What it cannot account for is a world in which the verified, documented, measurable digital footprint of an author, twenty-six Substack posts with a 48% open rate, a curriculum with active students, a distribution network spanning every major non-Amazon retail channel, engagement across multiple platforms with real named participants in real ongoing discussions, constitutes less evidence of existence than a single paragraph in a publication Wikipedia has decided to trust.
I am aware that I am writing this on a platform provided by the subject of my complaint. I am aware that this creates an appearance of bias that Wikipedia would, with some justice, use as a further reason to discount what I am saying.

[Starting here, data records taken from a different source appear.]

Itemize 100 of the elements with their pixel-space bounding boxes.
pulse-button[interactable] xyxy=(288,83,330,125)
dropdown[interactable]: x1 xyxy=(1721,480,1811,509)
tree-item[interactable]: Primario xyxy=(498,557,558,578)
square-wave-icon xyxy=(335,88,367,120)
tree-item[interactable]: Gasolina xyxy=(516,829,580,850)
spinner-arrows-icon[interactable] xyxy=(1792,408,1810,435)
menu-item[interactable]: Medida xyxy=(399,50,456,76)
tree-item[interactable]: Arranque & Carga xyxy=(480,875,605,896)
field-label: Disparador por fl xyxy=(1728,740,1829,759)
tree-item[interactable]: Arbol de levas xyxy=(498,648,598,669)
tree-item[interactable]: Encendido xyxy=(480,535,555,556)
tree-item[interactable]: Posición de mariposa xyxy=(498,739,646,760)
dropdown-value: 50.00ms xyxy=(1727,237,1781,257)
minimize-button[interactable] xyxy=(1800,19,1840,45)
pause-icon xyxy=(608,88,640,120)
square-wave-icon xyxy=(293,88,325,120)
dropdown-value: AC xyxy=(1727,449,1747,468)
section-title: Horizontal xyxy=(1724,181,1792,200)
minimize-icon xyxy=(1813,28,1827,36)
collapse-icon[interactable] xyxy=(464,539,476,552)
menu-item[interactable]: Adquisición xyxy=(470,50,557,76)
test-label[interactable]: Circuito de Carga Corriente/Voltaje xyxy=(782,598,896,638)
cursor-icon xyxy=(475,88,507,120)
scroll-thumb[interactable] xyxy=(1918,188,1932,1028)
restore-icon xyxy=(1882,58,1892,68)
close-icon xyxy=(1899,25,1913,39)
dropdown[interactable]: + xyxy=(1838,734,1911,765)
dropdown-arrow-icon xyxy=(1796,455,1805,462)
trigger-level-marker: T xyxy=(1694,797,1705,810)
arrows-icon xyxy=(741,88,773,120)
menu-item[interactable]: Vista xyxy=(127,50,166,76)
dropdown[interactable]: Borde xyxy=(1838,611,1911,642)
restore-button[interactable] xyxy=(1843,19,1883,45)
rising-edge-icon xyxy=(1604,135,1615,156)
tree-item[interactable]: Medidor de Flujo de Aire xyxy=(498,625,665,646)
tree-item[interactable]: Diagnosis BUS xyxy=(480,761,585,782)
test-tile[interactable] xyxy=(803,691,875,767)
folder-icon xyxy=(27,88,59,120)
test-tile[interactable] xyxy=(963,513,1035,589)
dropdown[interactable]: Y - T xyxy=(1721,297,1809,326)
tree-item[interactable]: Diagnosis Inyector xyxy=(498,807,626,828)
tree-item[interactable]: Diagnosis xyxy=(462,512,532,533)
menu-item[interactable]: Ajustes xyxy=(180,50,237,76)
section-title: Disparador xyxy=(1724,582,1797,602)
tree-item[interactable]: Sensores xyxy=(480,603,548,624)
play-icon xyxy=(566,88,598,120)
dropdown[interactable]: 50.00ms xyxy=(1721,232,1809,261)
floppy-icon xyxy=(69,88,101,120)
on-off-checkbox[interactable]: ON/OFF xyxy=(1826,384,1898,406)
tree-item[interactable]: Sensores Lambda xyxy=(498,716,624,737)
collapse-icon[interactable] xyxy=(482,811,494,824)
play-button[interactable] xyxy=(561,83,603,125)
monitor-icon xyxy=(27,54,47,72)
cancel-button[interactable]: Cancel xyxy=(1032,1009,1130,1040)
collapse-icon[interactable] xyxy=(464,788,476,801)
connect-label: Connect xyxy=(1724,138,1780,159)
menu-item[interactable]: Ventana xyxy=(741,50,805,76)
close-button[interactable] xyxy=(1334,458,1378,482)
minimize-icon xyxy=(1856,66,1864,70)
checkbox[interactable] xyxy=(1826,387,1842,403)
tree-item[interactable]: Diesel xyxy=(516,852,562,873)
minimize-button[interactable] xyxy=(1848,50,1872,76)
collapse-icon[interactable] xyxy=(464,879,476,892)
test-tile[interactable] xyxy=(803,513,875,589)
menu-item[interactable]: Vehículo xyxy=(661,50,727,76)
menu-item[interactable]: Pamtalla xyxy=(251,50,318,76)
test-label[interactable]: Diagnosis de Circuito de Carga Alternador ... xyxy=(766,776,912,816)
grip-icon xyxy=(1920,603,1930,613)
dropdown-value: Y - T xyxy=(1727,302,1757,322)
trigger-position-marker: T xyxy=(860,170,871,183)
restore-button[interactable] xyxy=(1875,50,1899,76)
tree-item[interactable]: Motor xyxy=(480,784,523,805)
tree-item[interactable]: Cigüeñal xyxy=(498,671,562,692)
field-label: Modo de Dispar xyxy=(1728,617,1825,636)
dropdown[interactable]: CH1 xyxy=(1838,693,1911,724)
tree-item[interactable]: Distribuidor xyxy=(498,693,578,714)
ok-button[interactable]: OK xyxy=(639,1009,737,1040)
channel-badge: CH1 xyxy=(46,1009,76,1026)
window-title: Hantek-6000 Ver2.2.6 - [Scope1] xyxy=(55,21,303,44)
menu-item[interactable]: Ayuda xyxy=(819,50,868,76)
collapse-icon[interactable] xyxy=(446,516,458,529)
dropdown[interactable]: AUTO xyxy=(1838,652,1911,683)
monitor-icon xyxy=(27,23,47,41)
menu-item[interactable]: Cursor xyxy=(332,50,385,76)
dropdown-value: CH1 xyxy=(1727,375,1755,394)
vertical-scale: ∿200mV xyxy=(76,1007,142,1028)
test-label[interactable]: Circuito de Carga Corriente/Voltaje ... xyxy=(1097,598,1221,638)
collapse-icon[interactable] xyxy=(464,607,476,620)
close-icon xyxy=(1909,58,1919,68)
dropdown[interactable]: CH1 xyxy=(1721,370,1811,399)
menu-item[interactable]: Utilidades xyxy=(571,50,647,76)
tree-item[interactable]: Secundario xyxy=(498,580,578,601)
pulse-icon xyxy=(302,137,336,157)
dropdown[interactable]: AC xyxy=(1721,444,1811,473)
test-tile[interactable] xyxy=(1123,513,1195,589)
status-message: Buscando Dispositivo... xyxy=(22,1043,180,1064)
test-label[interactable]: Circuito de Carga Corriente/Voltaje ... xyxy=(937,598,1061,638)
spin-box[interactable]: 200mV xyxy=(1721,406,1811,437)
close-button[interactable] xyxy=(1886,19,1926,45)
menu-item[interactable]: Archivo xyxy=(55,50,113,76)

I am also aware that this circularity is not my invention. It is the system’s.
The author exists. The work exists. The audience exists. The curriculum exists. The footprint is real, documented, and growing.
I will resubmit when a review appears in a publication Wikipedia cannot ignore. I expect that to happen. I expect that when it does, the draft will be approved promptly, and Wikipedia will add the page to its database as though the author came into existence the moment a recognized institution decided to notice.
The Eiffel Tower, I am told, cannot be confirmed missing until Reuters says so.
I will keep watching the wire.
Mithridates Wikipedia contributor since May 2013 Occasionally right. Perpetually patient.






It’s kinda “funny” that protection against bias is second- and third- level references/ corroborations/endorsements, arms-length enough away to ensure neutrality and peer review, yet when those are amply available for something like, say, supporting the veracity of the Tanakh and New Covenant scriptures, to the tune of 10,000(?) supporting documents, it suddenly becomes, “Oh well, how do you know that’s what he really said, or meant? Maybe he was misheard or misunderstood or mistranslated, or maybe mistakes crept in over so many copyings.”
It's all too clear that Wikipedia is agenda-driven, and that its principal agenda is not actually anything to do with making us better informed.